In June 2020, zanubrutinib was also approved for use in China as a treatment for adult patients with MCL who have received at least 1 prior treatment, as well as patient with chronic lymphocytic leukemia (CLL) and small lymphocytic leukemia (SLL) who had received at least 1 prior treatment.
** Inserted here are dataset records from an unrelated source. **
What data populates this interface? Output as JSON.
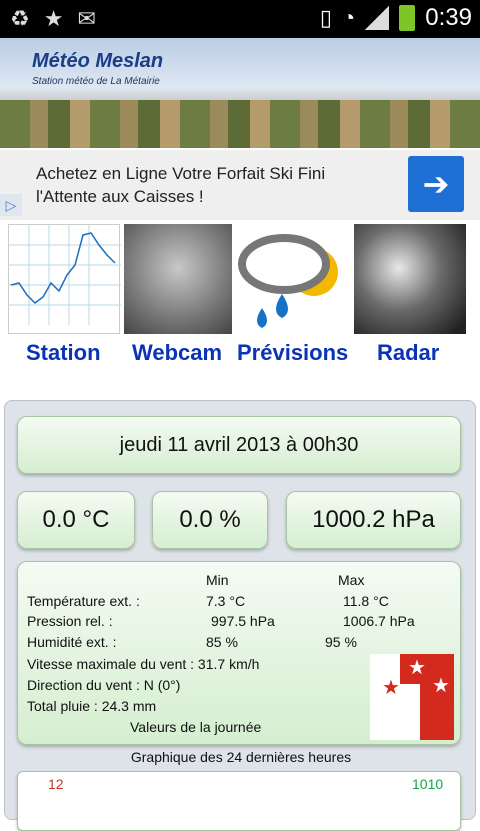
{
  "status_bar": {
    "time": "0:39"
  },
  "header": {
    "title": "Météo Meslan",
    "subtitle": "Station météo de La Métairie"
  },
  "ad": {
    "text_line1": "Achetez en Ligne Votre Forfait Ski Fini",
    "text_line2": "l'Attente aux Caisses !",
    "button_icon": "arrow-right-icon"
  },
  "nav": {
    "items": [
      {
        "label": "Station"
      },
      {
        "label": "Webcam"
      },
      {
        "label": "Prévisions"
      },
      {
        "label": "Radar"
      }
    ]
  },
  "weather": {
    "date": "jeudi 11 avril 2013 à 00h30",
    "temperature": "0.0 °C",
    "humidity": "0.0 %",
    "pressure": "1000.2 hPa",
    "stats": {
      "min_header": "Min",
      "max_header": "Max",
      "rows": [
        {
          "label": "Température ext. :",
          "min": "7.3 °C",
          "max": "11.8 °C"
        },
        {
          "label": "Pression rel. :",
          "min": "997.5 hPa",
          "max": "1006.7 hPa"
        },
        {
          "label": "Humidité ext. :",
          "min": "85 %",
          "max": "95 %"
        }
      ],
      "wind_max": "Vitesse maximale du vent : 31.7 km/h",
      "wind_dir": "Direction du vent : N (0°)",
      "rain": "Total pluie : 24.3 mm",
      "footer": "Valeurs de la journée"
    },
    "graph_title": "Graphique des 24 dernières heures",
    "graph_left_value": "12",
    "graph_right_value": "1010"
  },
  "colors": {
    "link": "#0a33b5",
    "box_green": "#d5eed0",
    "ad_button": "#1e6fd4"
  }
}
The agent is currently under investigation in several ongoing clinical trials. In the phase 3 SEQUOIA trial (NCT03336333), investigators are comparing zanubrutinib with bendamustine plus rituximab (Rituxan) in treatment-naïve patients with CLL and SLL. In the phase 3 ALPINE trial (NCT03734016, zanubrutinib is being compared with ibrutinib in relapsed/refractory CLL/SLL.
Other trials include the phase 2 MANGROVE trial (NCT04002297) comparing zanubrutinib with rituximab (Rituxan) in untreated mantle cell lymphoma; the phase 2 MAGNOLIA trial (NCT03846427) examining the agent in marginal zone lymphoma; the phase 2 ROSEWOOD trial (NCT03332017) in China examining zanubrutinib in comparison with obinutuzumab (Gazyva) in relapsed/refractory follicular lymphoma; and more.